Cette fable de La Fontaine présente l’originalité de débuter par la fin, par la morale. Elle aborde aussi de manière légère et plaisante un thème lourd, le veuvage. Par son écriture rythmée, sa structure particulière et ses rappels incessants aux plaisirs de la vie, l’auteur parvient à faire oublier la mort de l’époux pour se concentrer sur la transformation qu’opère le temps qui passe sur une jeune veuve. Il utilise un registre fortement argumentatif et didactique pour persuader et convaincre le lecteur de sa vérité, de sa thèse. Nous reconnaissons par ailleurs le caractère ironique et satirique du fabuliste par la rapidité du rétablissement de la jeune veuve, et ses attaques contre la tradition hypocrite du deuil et du cloître pour les veuves.(réponse à l’annonce de plan)

La Jeune Veuve traite d’un sujet grave en respectant la devise du classicisme « Plaire et instruire ». Par son originalité cette fable arrive à faire sourire, et à transmettre son message d’espoir, mais aussi à construire une satire de l’âme humaine (et féminine dans ce cas) toujours prompte à pleurer des proches, mais égoïste et facilement tentée par les plaisirs de la vie. (réponse à la problématique).

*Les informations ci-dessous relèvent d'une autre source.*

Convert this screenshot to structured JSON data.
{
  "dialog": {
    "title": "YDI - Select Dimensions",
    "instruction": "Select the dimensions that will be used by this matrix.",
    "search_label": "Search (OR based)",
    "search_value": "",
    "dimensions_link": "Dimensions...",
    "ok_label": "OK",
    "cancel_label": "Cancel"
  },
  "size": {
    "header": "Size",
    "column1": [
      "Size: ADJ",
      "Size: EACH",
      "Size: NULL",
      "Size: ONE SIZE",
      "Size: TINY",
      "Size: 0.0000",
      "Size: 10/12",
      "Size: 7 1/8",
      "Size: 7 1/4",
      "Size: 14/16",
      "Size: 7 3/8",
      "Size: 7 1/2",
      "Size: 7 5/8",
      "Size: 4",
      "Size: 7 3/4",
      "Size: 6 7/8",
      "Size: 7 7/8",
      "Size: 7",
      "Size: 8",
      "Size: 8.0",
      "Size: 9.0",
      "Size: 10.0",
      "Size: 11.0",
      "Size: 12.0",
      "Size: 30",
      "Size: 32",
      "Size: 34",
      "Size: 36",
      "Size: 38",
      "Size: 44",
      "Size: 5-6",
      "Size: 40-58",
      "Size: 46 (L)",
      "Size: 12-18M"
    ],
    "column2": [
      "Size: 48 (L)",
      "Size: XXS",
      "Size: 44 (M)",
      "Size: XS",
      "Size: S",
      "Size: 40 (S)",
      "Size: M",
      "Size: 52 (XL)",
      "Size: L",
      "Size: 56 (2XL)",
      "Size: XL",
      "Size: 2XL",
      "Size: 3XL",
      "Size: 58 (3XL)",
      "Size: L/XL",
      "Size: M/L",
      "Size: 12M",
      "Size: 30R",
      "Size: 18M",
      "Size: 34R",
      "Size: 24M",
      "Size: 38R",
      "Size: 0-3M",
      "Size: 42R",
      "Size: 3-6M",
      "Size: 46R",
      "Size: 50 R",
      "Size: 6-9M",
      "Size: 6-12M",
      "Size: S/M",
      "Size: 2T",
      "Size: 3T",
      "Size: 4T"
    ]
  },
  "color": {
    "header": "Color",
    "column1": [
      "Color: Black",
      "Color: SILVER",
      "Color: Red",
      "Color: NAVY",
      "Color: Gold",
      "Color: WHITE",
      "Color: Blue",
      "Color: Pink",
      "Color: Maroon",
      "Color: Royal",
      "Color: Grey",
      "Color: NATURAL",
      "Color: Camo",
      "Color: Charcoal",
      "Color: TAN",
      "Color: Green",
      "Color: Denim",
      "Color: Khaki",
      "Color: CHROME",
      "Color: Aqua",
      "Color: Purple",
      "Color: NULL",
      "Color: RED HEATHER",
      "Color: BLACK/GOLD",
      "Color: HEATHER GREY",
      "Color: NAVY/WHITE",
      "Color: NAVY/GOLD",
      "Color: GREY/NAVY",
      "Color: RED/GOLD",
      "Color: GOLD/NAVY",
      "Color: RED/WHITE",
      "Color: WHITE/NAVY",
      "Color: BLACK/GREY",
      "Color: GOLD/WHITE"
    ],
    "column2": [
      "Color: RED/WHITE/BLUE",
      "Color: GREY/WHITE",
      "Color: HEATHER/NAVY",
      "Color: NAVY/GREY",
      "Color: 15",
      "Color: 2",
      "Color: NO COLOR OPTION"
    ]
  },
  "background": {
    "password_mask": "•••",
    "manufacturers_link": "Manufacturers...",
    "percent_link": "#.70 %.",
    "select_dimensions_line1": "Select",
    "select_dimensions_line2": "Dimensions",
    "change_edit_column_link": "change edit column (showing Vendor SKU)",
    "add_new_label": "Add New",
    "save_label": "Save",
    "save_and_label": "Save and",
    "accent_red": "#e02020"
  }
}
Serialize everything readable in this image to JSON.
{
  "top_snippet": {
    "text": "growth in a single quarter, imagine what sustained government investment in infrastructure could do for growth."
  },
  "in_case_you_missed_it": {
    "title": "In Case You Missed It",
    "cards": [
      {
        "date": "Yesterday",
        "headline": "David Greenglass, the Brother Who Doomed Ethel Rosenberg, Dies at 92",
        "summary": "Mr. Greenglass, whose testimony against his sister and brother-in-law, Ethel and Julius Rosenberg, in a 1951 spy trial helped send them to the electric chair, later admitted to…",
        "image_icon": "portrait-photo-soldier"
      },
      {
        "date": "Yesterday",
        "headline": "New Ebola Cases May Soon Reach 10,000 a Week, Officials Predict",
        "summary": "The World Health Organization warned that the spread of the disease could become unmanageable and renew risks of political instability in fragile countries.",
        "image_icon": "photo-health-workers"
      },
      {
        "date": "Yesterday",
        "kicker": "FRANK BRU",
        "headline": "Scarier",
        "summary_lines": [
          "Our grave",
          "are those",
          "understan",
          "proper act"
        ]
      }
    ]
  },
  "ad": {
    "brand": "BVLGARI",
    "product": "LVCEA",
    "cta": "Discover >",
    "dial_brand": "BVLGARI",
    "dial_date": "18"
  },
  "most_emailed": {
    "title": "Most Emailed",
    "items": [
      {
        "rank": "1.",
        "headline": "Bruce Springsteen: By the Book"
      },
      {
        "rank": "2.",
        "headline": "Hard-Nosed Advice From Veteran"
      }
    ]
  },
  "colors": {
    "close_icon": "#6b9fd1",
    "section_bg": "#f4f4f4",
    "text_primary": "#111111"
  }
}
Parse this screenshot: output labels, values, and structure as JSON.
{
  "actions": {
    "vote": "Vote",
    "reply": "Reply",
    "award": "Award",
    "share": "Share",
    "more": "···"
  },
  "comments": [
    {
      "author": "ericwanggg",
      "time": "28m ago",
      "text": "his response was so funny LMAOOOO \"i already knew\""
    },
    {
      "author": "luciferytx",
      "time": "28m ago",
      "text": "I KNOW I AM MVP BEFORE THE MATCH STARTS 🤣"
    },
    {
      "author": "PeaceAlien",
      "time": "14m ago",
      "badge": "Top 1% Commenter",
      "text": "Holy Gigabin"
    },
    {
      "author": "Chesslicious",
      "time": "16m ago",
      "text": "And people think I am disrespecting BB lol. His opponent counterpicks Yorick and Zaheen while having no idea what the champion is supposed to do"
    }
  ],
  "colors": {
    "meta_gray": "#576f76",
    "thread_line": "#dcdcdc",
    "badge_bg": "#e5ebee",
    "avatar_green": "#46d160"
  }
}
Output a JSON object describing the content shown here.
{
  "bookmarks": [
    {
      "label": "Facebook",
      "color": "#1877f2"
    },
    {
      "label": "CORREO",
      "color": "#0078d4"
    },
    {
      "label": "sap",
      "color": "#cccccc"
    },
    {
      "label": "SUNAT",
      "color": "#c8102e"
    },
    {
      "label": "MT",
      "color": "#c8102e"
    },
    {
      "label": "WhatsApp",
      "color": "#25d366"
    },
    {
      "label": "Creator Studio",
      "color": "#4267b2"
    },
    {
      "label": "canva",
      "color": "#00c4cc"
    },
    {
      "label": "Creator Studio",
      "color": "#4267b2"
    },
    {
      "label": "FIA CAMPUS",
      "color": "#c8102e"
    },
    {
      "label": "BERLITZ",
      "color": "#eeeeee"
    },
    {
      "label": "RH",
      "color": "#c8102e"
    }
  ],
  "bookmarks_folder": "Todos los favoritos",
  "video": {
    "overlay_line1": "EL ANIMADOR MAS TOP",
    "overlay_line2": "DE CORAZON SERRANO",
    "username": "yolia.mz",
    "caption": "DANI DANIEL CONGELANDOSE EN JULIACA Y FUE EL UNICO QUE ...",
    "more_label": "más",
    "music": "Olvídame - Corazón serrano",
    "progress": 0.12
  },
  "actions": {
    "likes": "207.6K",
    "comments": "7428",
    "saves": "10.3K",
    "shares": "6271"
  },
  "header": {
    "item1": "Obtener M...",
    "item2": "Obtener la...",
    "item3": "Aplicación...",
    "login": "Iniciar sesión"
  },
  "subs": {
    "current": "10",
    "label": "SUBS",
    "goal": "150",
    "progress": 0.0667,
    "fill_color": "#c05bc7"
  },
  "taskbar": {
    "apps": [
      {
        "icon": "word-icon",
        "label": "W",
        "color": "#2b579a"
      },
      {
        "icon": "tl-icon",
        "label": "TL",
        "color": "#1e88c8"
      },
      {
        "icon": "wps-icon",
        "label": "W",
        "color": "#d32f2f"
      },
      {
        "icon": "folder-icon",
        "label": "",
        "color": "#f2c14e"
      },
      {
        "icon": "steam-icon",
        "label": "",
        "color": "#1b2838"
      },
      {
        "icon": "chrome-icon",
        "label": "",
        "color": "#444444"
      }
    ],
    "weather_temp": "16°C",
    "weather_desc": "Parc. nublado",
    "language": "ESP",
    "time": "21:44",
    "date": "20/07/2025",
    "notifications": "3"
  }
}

La leçon de vie transmise par La Fontaine se rapproche de l’épicurisme, et du « carpe diem ». Ronsard, un siècle plus tôt, présentait aussi les plaisirs de la vie comme devant être vécus sans réfléchir, et de manière égoïste. C’est encore le triomphe du bonheur, sur le malheur.(Ouverture)

(conclusion en trois parties avec réponse à l’annonce de plan, réponse à la problématique, et ouverture).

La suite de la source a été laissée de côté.